The only way to retain power in such a system is to divide the citizens and play them against each other through fear-mongering. As soon as someone rises up to question the role of the RPF, the current ruling party in Kigali, they are accused of “genocide ideology,” a law so vague and convoluted that if it had a genuine purpose, it has since been lost. The Tutsi population, which is still hurting from 1994, is afraid that the numerically-superior Hutu are biding their time to finish what they weren’t able to finish. The Hutu look at the militarily-superior Tutsi and wonder when they will be fell upon in revenge. Both look to Kagame as a savior, and he relishes this role while allowing this climate of fear to fester.

This is why the focus should be on the system that creates such people as Kagame. The only way to change the system is to change the hearts and minds of the average citizens so that these exploitative tactics don’t work with them. Only the people will be able to prevent the rise of divisive strongmen from their midst. They have to be able to speak up for their rights, and be willing to lose their lives in the process, rather than cower in fear.

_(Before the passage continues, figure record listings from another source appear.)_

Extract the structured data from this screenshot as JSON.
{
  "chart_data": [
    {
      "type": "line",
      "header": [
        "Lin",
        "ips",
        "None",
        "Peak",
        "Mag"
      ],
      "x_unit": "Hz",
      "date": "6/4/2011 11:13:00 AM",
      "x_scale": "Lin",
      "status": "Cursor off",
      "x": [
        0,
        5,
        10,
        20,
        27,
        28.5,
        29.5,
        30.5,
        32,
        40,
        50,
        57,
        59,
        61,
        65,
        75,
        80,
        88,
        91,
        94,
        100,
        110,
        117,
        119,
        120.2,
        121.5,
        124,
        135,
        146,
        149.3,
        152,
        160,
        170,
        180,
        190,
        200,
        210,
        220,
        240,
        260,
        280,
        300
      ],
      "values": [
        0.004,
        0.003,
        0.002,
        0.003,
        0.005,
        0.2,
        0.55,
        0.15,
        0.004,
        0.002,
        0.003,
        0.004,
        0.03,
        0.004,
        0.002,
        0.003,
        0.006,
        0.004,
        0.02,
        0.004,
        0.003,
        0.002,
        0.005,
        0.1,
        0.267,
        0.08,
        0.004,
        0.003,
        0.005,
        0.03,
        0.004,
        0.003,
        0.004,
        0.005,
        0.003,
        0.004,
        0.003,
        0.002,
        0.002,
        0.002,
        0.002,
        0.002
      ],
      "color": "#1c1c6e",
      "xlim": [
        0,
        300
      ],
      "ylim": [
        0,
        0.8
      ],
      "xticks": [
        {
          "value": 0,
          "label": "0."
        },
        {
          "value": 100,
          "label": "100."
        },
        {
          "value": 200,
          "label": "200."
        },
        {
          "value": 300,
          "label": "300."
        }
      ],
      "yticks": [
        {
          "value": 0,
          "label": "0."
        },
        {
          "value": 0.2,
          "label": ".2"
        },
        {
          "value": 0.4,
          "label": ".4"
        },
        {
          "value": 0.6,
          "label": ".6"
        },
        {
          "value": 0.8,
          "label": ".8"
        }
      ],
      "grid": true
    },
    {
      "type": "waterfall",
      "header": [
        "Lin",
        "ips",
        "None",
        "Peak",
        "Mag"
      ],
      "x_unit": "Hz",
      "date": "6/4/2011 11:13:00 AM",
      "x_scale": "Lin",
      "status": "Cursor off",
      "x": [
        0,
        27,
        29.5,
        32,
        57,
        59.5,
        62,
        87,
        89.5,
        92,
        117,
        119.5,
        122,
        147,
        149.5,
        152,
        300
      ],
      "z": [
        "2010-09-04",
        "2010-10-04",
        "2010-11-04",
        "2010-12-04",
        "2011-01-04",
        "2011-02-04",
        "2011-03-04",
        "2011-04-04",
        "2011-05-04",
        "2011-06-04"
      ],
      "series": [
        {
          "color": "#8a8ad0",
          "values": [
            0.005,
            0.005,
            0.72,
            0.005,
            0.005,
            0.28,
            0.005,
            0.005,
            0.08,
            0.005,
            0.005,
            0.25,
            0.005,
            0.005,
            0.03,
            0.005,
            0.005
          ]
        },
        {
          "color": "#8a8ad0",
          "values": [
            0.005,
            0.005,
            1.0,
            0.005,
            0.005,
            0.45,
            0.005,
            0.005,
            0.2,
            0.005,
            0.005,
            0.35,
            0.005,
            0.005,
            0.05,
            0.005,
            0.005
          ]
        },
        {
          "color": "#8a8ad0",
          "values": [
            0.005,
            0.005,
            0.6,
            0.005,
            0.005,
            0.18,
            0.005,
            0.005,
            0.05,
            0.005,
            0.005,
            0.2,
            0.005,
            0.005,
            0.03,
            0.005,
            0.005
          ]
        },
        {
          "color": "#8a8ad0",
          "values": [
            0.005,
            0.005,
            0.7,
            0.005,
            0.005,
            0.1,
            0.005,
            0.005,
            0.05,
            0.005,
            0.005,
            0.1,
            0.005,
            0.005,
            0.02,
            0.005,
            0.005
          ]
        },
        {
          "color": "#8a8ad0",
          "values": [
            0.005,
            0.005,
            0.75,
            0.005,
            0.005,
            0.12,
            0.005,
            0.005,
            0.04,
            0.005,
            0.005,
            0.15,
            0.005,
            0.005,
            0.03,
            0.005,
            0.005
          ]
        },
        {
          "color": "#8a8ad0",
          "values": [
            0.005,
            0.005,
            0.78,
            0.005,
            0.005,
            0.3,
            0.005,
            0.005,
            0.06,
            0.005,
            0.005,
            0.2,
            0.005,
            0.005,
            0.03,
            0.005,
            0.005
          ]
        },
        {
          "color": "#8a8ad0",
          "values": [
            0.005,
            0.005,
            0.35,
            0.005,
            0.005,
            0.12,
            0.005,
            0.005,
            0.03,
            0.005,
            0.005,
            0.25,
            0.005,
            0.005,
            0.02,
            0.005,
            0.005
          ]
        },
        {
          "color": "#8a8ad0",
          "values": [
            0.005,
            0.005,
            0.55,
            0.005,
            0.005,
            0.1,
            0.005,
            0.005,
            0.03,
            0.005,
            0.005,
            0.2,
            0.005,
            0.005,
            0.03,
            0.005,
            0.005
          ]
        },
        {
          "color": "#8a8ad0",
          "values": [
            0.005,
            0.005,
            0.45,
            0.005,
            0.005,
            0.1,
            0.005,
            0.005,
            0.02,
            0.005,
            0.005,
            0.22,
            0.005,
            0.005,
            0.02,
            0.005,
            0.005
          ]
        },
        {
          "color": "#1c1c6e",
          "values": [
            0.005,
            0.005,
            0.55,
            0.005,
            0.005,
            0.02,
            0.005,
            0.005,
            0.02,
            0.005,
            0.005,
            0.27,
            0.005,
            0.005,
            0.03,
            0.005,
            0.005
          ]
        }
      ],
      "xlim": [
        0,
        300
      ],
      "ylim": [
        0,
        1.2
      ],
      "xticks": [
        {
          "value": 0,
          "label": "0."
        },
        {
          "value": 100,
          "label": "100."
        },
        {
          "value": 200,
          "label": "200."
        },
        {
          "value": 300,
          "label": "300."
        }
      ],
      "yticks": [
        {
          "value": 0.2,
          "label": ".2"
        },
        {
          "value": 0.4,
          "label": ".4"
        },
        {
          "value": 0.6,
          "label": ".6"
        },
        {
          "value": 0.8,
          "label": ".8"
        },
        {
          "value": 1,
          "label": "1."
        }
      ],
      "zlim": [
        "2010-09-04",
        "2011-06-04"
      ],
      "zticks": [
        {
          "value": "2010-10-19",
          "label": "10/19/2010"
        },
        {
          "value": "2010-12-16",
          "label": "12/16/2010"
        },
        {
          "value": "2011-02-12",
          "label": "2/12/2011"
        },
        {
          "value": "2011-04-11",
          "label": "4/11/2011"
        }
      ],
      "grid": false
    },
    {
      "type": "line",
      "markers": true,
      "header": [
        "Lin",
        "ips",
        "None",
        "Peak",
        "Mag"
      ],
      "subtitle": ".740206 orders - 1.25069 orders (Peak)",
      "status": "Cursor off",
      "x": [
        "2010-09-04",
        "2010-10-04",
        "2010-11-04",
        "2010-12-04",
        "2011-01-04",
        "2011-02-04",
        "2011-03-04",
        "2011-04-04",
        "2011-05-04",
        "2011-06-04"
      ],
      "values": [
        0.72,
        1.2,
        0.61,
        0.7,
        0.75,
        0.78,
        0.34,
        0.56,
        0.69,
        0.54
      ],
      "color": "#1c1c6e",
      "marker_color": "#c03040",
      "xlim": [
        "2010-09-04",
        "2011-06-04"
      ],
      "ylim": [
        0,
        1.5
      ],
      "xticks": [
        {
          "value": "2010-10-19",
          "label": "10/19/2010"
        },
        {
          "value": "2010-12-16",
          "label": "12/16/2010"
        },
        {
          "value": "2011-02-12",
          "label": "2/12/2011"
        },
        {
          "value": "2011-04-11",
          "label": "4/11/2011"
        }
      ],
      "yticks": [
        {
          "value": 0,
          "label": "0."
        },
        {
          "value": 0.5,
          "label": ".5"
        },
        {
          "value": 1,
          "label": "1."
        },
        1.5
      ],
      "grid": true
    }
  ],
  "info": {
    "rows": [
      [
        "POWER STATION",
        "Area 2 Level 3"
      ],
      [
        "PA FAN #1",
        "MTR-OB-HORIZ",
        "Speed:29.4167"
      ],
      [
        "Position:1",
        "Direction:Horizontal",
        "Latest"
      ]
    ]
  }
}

Yes, to many Kagame is a savior, but even Jesus, after saving the world from sin, did not stick around physically forever. Kagame, too, can step aside assured that, after 16 years, he can still guide the country through his actions while he was at the top…if those actions merit that.
To be a great president, you don’t need to single-handedly bring development to your nation. You don’t need to stay forever, and you definitely don’t need to suppress the free expression of ideas.
What you need is to inspire people to take their future in their hands. George Washington did not stay president forever even though he was offered the option.
Thomas Sankara, in his brief 4 years as president, turned an impoverished country around by empowering the people to control their own fate by building their country.
There are many like them, and they are what we need in Rwanda in order to attain true development.

Kagame might feel that the country is not ready to move on without him, but, like a parent of a teenager off to college for the first time, reality has to be faced. He has to trust that his guidance the past 16 years has settled into the minds of the people and that they will make good decisions based on that. Whether Rwanda succeeds or fails if he steps aside is unpredictable, what is predictable, however, is that Rwanda will suffer if he doesn’t.

Not yet, however, not until the opposition has been able to change the system and the people are ready to be led by someone who doesn’t require to be regarded as an overprotective parent. Then, and only then, will the successive rule of strongmen be over in Rwanda.